Molecular Medicine 4.
Závoti, Olivér
Department of Biochemistry
Olivér Závoti1, Márton A. Simon1, László Csanády1
1: Department of Biochemistry
The epithelial anion channel cystic fibrosis transmembrane conductance regulator (CFTR) is activated by cyclic AMP-dependent protein kinase A (PKA) through two complementary mechanisms: noncatalytic activation via direct kinase binding and catalytic activation via phosphorylation of the regulatory (R) domain. Mutations that impair CFTR function cause cystic fibrosis (CF), including the two highly prevalent variants ΔF508 and G551D. Although clinically approved modulators (ETI; elexacaftor-tezacaftor-ivacaftor) mitigate disease symptoms, the molecular mechanisms by which these mutations disrupt PKA-dependent activation – and how potentiator drugs modify these processes – remain unclear.
We determined the relative contributions of catalytic and noncatalytic PKA activation in ΔF508 and G551D CFTR using current recordings from excised inside-out membrane patches superfused with purified PKA catalytic subunit. Although kinase binding affinity remained intact, both variants exhibited slowed PKA-dependent activation kinetics. Quantitative analysis revealed that noncatalytic activation constitutes the dominant component of overall channel activity in both mutants. This noncatalytic contribution was markedly enhanced by the high-affinity ATP analogue N6-(2-phenylethyl)-ATP (P-ATP), which stabilises the NBD1-NBD2-TMD interface.

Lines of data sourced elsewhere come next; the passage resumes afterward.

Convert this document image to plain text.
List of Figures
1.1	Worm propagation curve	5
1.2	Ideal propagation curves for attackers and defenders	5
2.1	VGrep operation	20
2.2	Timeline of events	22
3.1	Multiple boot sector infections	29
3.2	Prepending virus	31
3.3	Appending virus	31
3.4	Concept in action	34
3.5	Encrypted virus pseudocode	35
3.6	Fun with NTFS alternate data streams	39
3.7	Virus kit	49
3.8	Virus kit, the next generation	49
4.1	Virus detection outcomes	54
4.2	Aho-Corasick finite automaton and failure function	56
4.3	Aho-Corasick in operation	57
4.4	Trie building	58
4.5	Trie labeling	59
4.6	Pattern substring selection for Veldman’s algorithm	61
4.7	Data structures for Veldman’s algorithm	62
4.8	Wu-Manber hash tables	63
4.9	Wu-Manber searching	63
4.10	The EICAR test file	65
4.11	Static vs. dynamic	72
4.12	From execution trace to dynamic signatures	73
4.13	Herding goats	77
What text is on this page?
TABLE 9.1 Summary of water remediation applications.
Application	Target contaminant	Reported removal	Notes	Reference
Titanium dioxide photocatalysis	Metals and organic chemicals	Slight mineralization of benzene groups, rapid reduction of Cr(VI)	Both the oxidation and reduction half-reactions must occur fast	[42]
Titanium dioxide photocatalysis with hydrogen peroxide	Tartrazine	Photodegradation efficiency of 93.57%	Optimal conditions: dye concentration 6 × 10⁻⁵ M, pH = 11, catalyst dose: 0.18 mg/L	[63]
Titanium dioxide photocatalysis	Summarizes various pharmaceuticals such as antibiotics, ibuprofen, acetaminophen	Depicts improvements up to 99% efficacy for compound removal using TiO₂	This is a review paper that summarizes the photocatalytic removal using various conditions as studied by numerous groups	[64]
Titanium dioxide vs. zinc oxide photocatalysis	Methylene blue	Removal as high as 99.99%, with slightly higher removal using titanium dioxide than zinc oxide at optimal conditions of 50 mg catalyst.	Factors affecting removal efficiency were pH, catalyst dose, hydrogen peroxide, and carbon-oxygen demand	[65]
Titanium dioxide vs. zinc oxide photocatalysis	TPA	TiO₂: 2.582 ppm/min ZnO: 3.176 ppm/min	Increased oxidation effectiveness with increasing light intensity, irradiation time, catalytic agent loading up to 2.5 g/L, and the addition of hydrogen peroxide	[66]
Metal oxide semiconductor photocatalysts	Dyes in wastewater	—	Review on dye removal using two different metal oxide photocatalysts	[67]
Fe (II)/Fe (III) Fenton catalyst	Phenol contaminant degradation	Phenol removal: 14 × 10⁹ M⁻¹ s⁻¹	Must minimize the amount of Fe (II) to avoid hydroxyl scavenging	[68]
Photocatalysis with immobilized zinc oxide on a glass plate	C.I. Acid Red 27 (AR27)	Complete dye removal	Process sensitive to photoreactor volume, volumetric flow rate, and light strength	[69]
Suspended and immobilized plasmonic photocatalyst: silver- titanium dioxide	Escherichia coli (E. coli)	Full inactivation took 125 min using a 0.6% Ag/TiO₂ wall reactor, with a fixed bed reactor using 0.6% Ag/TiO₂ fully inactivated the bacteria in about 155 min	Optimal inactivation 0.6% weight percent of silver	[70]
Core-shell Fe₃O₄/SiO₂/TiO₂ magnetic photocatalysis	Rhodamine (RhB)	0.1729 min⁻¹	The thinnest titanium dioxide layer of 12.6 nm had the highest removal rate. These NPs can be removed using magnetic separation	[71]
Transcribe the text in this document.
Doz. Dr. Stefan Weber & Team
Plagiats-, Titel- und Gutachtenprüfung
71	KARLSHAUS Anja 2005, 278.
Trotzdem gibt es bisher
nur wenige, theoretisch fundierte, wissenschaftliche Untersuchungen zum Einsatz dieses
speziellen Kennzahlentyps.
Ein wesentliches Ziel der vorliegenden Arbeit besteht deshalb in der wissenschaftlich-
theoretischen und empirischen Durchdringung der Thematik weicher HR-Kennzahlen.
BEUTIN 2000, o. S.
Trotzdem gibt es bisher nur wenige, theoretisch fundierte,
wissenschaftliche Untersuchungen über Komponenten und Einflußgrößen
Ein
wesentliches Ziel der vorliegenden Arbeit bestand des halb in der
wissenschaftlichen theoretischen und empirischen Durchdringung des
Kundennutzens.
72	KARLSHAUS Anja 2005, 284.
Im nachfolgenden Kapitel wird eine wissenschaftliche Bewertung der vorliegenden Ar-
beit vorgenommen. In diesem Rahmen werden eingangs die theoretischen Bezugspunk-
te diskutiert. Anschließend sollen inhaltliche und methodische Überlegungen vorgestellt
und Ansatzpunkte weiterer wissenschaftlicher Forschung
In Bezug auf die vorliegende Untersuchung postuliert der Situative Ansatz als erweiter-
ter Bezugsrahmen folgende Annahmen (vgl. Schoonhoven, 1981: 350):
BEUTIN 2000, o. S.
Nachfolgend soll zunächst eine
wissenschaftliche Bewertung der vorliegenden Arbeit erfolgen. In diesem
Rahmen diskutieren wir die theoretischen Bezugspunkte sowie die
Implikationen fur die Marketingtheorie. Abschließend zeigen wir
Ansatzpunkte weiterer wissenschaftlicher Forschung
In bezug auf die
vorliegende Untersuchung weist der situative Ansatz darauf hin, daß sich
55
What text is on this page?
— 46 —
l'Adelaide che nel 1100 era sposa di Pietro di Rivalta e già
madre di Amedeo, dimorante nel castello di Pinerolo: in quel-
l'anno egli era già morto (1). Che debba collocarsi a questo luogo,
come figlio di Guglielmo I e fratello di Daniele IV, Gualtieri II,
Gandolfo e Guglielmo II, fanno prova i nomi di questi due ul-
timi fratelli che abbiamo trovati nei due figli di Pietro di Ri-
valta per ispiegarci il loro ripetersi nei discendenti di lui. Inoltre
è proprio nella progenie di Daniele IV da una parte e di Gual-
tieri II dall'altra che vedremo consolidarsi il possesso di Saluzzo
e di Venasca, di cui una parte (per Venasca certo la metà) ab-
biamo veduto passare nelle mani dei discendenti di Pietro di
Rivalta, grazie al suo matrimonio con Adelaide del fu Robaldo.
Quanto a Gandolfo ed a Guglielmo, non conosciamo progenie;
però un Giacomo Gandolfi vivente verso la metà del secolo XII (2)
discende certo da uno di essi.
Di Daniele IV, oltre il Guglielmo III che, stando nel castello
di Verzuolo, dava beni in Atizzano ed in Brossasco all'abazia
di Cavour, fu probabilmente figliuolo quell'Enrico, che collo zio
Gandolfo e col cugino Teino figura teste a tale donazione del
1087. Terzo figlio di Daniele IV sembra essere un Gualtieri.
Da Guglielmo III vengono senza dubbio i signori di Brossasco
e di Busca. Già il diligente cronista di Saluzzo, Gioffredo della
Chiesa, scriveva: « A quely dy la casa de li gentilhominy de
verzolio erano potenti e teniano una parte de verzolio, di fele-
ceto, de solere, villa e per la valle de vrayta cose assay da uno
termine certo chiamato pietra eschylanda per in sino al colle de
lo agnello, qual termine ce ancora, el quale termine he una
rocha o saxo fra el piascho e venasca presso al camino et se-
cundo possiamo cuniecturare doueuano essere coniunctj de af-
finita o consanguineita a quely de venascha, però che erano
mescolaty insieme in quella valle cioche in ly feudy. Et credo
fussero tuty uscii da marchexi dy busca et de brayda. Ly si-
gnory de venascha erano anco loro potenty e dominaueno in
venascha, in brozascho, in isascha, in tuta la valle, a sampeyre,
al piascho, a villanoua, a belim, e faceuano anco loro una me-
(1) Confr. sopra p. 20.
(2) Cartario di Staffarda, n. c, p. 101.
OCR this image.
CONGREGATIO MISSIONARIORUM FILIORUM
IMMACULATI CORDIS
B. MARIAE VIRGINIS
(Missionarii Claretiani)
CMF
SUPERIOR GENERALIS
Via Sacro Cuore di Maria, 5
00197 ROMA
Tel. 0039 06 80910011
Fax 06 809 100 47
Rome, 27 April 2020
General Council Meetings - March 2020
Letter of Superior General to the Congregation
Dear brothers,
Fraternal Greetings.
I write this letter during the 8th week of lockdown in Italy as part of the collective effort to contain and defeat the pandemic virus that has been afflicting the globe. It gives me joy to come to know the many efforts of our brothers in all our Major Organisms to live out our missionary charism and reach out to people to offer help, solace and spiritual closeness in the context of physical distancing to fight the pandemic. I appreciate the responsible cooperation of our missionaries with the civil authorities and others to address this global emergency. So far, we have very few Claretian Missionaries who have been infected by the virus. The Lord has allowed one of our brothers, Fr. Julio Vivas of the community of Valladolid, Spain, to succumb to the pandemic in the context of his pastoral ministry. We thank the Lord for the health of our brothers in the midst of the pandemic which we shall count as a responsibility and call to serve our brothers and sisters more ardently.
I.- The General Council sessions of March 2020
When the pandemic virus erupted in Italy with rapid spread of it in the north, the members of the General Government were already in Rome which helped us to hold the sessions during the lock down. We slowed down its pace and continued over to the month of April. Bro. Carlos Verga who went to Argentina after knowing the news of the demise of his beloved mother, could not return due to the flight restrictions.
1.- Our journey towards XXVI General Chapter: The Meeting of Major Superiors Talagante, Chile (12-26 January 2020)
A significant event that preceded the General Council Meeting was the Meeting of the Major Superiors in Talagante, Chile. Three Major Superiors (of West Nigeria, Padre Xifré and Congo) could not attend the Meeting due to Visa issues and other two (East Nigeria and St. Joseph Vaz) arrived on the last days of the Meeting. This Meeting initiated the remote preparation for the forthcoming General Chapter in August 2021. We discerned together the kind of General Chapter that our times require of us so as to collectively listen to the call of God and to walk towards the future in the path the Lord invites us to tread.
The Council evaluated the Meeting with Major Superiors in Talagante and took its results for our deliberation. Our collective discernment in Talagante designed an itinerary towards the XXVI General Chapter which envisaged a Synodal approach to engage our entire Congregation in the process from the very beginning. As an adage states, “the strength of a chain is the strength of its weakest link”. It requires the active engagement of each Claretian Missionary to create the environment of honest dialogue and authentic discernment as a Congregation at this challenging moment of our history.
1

We further examined the impact of the clinically employed potentiator drug combination elexacaftor and ivacaftor. For both variants, the drug combination preferentially enhanced catalytic channel activation relative to noncatalytic activation. Surprisingly, in ΔF508 CFTR, elexacaftor plus ivacaftor induced substantial PKA-independent channel activity while effectively suppressing PKA-mediated noncatalytic activation.
Together, these findings demonstrate how two common CF variants selectively disrupt PKA-dependent gating mechanisms and reveal and reveal distinct drug effects on catalytic versus noncatalytic activation. These mechanistic insights highlight opportunities to further optimise CFTR potentiator strategies to improve therapeutic efficacy in cystic fibrosis.